Steelmakers face debt challenges after ill-timed bets

Last Updated 29 October 2019, 05:38 IST

India's biggest steelmakers may be suffering from buyer's remorse as assets they bought from bankrupt rivals stretch their bottom lines while market conditions have worsened.

Less than 18 months after scooping up these distressed assets in the hopes of extracting value and boosting market share, the steelmakers are struggling to meet sales and production targets because of a slowdown in the key construction and auto sectors.

Tata Steel Ltd, JSW Steel Ltd and others are also wrestling with falling revenues amid high debt loads.

"The operating environment has changed from when they bid for these plants," said Amit Dixit, senior steel analyst with brokerage firm Edelweiss Financial Services. "So their payback period obviously gets elongated now."

Steel prices were high and demand was booming then. Now, confronted with falling prices and slower consumption, steelmakers are facing the risk of credit downgrades, job losses and cuts in capital expenditure.

Arnab Kumar Hazra, assistant secretary general at the Indian Steel Association, an industry group that also represents major steel producers, noted companies would take a longer time to turn their assets around in the current environment.

A deepening credit crunch in India's shadow banking industry following the collapse of a major infrastructure lender in 2018 has sharply dented spending on cars and real estate in India.

Domestic steel consumption in September was at its lowest since the start of the fiscal year 2019/20, according to official data.

A synchronised global economic slowdown amid the U.S.-China trade war has compounded the problem, quashing global steel consumption and intensifying competition among exporters.

JSW Steel Ltd, which bought Monnet Ispat & Energy Ltd in September last year, had promised to turn it around within a year but now says it will take another year.

The company will also miss its sales and production target for 2019/20 by 3% and has had to cut its capital expenditure by a third, said Seshagiri Rao, JSW's joint managing director and group chief financial officer.

"There is a credit squeeze, there is prolonged monsoon, a weaker government expenditure and fall in consumer demand," Rao said.

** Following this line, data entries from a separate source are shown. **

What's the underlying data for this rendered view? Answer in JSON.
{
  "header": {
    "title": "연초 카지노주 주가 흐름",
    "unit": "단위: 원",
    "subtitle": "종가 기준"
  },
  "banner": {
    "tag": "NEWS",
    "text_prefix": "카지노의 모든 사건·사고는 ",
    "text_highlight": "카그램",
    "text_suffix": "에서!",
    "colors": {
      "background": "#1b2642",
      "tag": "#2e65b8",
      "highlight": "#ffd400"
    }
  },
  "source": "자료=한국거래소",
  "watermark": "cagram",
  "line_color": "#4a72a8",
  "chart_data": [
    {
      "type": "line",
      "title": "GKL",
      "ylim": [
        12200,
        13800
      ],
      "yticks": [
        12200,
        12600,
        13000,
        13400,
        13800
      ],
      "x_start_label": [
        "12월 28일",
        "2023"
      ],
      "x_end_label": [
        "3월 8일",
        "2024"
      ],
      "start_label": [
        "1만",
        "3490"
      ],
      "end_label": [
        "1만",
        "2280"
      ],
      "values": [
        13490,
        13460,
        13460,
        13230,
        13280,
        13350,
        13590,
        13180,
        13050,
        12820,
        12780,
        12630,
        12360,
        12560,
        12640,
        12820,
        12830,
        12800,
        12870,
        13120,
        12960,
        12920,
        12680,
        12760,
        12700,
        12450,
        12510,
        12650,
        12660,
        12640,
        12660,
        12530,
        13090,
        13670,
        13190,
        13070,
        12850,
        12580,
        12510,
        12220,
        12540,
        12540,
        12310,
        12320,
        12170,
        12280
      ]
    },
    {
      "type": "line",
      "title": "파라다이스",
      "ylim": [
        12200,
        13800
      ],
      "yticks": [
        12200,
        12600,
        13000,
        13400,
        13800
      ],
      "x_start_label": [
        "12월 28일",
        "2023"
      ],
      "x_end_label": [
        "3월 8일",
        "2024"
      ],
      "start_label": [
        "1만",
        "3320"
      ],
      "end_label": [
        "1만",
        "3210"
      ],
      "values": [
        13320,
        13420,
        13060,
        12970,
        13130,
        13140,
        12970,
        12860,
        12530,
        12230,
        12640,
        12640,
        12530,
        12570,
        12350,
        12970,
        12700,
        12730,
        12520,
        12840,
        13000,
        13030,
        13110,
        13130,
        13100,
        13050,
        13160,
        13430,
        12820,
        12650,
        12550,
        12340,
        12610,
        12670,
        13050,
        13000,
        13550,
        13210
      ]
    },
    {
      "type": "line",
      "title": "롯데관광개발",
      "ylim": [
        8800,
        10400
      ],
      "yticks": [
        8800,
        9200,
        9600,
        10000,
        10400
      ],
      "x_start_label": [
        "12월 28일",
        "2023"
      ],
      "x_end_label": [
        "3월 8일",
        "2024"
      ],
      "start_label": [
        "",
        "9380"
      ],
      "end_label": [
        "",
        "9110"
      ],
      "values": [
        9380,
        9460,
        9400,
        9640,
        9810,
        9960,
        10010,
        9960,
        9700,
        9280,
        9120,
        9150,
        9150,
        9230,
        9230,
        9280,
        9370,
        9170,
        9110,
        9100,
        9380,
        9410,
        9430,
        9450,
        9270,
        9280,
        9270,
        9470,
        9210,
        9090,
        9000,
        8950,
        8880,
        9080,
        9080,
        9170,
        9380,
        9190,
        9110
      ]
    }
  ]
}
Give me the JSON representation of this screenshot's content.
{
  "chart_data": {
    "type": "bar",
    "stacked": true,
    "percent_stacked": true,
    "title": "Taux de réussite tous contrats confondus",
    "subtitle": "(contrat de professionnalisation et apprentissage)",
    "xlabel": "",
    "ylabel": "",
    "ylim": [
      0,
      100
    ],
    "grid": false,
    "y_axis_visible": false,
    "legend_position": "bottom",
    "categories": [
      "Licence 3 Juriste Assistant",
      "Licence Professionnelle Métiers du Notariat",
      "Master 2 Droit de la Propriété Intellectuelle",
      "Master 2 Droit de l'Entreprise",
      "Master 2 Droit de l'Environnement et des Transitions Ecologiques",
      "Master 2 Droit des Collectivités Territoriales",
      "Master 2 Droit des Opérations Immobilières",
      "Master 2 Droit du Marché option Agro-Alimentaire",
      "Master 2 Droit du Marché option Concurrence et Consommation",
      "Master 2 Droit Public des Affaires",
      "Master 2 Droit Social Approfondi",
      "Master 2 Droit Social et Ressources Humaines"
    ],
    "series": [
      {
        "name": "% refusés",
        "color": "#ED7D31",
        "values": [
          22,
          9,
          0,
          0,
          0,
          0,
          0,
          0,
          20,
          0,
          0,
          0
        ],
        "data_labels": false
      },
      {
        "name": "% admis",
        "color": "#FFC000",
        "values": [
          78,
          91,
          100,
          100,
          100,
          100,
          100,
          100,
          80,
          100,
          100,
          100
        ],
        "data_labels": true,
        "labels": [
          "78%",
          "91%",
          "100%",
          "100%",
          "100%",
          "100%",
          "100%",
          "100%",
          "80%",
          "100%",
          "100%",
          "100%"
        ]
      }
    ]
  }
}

Tata Steel, which bought specialty steel firm Usha Martin Ltd in April, told Reuters the turnaround of the company would be delayed.

Tata Steel and JSW are not alone.

The world's biggest steelmaker ArcelorMittal and partner Nippon Steel and Sumitomo Metal Corp, which committed $6 billion to acquire a 10 million tonne steel plant in India, will face similar issues, analysts have said.

Pressure Building

The problems afflicting the steel majors, which together control over half the country's total steel production, have already surfaced among mid-sized firms.

"Inventory is high, debtor days have extended, and most mid-level steel companies are now contemplating job cuts," said R K Goyal, managing director of Kalyani Steels Ltd which relies heavily on the automotive sector for steel orders.

The credit crunch and slowdown in autos and real estate pushed India's GDP growth to a six-year low of 5% in the April-June quarter, in a troubling sign for the steel sector whose fortunes are closely tied to the broader economy.

The extent of the slowdown is prompting companies to revise capital expenditure plans and others to question the ability of companies to achieve debt reduction goals.

Despite Tata Steel's move to partially defer expenditure on expansions, IIFL analyst Anupam Gupta said its plans to cut debt by $1 billion this fiscal year look ambitious, given weakening profitability across India and Europe.

Brokerage firm Edelweiss expects both JSW Steel and Tata Steel to see increases this year in their debt to EBIDTA ratios - a metric that reflects the cash available to companies to pay debts.

And the downward pressure on steelmakers does not look set to reverse soon.

"We are just sitting idle and waiting for the tide to turn," Kalyani Steels' Goyal said.